Stories by Jamie Dyer
Photographs by Paul Whitehead
(Song: If I Could Forget You by Slate Hill Phil and friends, recorded early 21st century)
Memory is an almost infinite sea, the reflections in the water shifting constantly so that we see and retain only small parts of the larger image and not often accurately. In the old Norse stories, Mimir aptly guards the Well of Wisdom. We don't learn if we don't, can't or won't challenge our memory and try to dive into the water itself instead of being transfixed by the ugly and pretty pictures on the surface.
After all that, I can't actually remember meeting Phil Gianinni. He was just there at my house on Cherry Ave. playing guitar and sometimes banjo when my housemates and I had parties. Even at 15 years old, he was a gifted musician, songwriter, bandleader, showman, clown and racontuer. He was half my age in years at the time but musically, he was far older than I was. Until meeting Phil I'd never heard anyone play slide banjo at all let alone as well as Phil did, nor since. Around the time I met him, he'd played with John Jackson, the great Piedmont bluesman, at the Rotunda at UVa. It was quite the plum gig for a teenager and spoke of Phil's weight as a musician.
Phil performed under the moniker Slate Hill Phil but there was no persona assumed. Slate Hill Phil is who Phil actually was. His friends knew this but the world didn't. We also knew was that Phil was the real deal. Like all real deals, he was troubled in a way that few people could understand. His exuberant, joyful nature had a shadow side that he couldn't always get a handle on that would manifest itself as a self-destructive affair with all manner of intoxicants. It could make life weird and scary for those in his sphere and he lost some friends because of it. Those of us that loved Phil could always see beyond the weird, scary stuff but it wasn't easy somedays.
Phil's first band was composed of his brother Todd on bass and his friends Matthew Bain and Stefan Lessard on guitar and drums, respectively. They never left the garage. The drummer in Phil's first band is now known the world round as the bass player for DMB. Over the years, some of the best musicians in the area and Phil found each other because of his abilities as a songwriter and a bandleader. It's not easy herding musicians into a cohesive group but Phil had the gift.
Our paths crossed and recrossed many times over the years, in personal life as well as musical life. In the early 21st century, our paths intertwined for a spell. Phil and I reconnected after Phil had been asked to leave the Hackensaw Boys (my second wife's first husband's band) and he came back to Cville. Rumor has it he was later asked back but he declined. We picked together some here and there and then he started playing banjo in my band. It occasionally got hairy when Phil would get banned from a venue we were playing at but I never fired him. I might be the only bandleader who can say that. I valued his friendship and his musicianship more than I valued the personal opinions of venue owners. Phil fronted my band some weeks when I couldn't make it, assuming that he was allowed in the joint.
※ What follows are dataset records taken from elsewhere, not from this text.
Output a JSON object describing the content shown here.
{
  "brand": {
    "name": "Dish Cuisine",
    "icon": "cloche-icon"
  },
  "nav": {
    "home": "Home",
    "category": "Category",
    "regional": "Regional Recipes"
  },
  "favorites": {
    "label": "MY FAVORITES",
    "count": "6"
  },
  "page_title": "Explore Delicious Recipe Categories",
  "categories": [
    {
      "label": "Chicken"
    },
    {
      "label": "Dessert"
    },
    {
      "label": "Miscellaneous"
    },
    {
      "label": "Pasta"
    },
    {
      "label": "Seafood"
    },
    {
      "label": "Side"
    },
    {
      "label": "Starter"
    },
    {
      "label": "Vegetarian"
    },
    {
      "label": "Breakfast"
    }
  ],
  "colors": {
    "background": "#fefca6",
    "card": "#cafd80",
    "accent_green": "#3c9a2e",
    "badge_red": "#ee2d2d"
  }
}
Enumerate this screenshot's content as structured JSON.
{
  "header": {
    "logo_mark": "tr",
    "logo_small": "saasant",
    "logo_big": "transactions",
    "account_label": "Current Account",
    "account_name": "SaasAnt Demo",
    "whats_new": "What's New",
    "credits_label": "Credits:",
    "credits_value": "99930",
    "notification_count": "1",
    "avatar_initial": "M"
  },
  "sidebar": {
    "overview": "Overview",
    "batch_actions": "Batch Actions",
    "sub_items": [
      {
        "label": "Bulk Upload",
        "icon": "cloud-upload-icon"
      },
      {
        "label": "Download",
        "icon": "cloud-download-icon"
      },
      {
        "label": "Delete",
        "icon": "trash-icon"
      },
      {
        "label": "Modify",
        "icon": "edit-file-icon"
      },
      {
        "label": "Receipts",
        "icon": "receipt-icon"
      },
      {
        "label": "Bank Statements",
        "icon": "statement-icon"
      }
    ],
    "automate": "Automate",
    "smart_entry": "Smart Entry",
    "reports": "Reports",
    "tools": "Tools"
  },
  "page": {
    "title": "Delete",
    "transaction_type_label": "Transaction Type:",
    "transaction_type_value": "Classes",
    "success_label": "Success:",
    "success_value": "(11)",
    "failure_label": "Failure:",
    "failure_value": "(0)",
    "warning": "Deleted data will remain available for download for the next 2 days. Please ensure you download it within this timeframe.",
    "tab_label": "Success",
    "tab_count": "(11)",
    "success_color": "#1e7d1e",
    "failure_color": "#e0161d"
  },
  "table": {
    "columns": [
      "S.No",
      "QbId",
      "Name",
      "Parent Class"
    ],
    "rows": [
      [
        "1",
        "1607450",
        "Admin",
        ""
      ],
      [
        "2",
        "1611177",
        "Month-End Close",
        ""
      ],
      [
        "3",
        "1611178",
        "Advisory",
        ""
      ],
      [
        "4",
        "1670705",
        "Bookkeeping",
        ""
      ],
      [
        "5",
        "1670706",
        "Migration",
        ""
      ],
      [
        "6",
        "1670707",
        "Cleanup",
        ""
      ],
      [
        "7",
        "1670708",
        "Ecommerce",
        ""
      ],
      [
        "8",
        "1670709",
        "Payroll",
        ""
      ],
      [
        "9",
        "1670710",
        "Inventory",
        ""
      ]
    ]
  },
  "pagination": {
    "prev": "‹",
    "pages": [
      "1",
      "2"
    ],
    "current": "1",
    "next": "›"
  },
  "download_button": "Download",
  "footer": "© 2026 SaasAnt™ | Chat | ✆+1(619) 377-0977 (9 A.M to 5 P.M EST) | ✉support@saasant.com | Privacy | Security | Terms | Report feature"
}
At one point, I needed to leave town for a while and just get away. I had no plan but to wander southwards. Phil wanted to go with me and I agreed. We meandered through Tennessee, North Carolina, South Carolina, Georgia and Alabama for some weeks. We were musical partners and called ourselves The Homeland Rangers. We busked in cities and small towns and only had to sleep in the van a few times. People dug what we did and put us up. Without a doubt, I was the sideman to Phil's front and I was happy to be in the role. He was the front for this simple logic: we made more money when he was the front. He had a move that only he could pull off, one of many moves. A woman or young lady would walk by us while we were busking and Phil would follow behind her still playing his banjo while making goofy faces. When she noticed and turned her head to look, Phil would execute a dramatic 180 degree turn, swinging his leg up and around and duckwalking back in my direction. A few of those manuveurs and onlookers and the women themselves would throw money at us.
Somedays, Phil would disappear for awhile. No matter where we were, Phil had the ability to conjure up a substance to abuse. I never asked or made a squawk unless his actions or the people he was dealing with crossed my borders.
After weeks of busking and semi-aimlessness, we decided to head back home. I took up with a woman not long after my return to Cville and my attentions were elsewhere. I'd see Phil sometimes and we'd talk on the phone here and there but after weeks of being together, we needed a break. The last time I saw him was mid-December 2006. He was busking in front of the Paramount Theater in Downtown Cville. Oddly, he was playing an accordion. I wish I'd stopped to play with him but I didn't, to my lifelong regret.
Phil died on December 23rd, 2006 in his grandmother's house in Belmont. Heroin overdose. Goddammit.
At this point, these kind of stories should wind up with the tale-teller's thoughts and memories on Phil's life. Phil wanted to be remembered for his songs, a task which I and many of Phil's friends have been deficient in seeing through. I hope to fix that a little bit here. The important things to know about Phil are found in his songs, not in the words of one of his surviving friends. Listen to a few and remember him if you knew and loved him or get to know him if you didn't. The old songwriter's joke, "My songs will tell you more about me than I ever will", certainly applies here.
Slate Hill Phil would've loved that joke.